Abstract:Transformer-based models have made remarkable progress in image restoration (IR) tasks. However, the quadratic complexity of self-attention in Transformer hinders its applicability to high-resolution images. Existing methods mitigate this issue with sparse or window-based attention, yet inherently limit global context modeling. Linear attention, a variant of softmax attention, demonstrates promise in global context modeling while maintaining linear complexity, offering a potential solution to the above challenge.

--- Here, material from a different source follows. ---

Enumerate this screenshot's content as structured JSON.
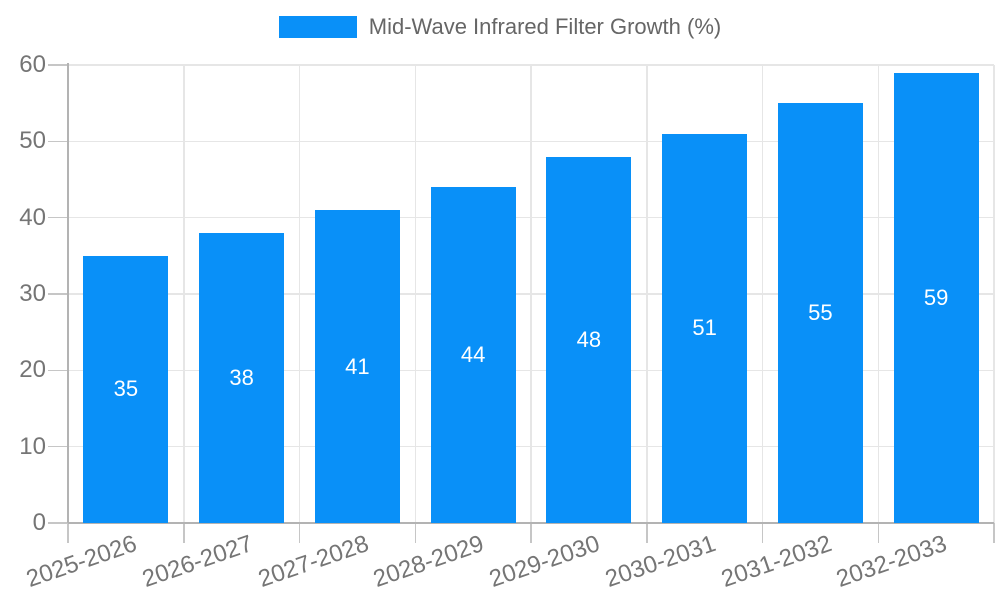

Despite its efficiency benefits, vanilla linear attention suffers from a significant performance drop in IR, largely due to the low-rank nature of its attention map. To counter this, we propose Rank Enhanced Linear Attention (RELA), a simple yet effective method that enriches feature representations by integrating a lightweight depthwise convolution. Building upon RELA, we propose an efficient and effective image restoration Transformer, named LAformer. LAformer achieves effective global perception by integrating linear attention and channel attention, while also enhancing local fitting capabilities through a convolutional gated feed-forward network. Notably, LAformer eliminates hardware-inefficient operations such as softmax and window shifting, enabling efficient processing of high-resolution images. Extensive experiments across 7 IR tasks and 21 benchmarks demonstrate that LAformer outperforms SOTA methods and offers significant computational advantages.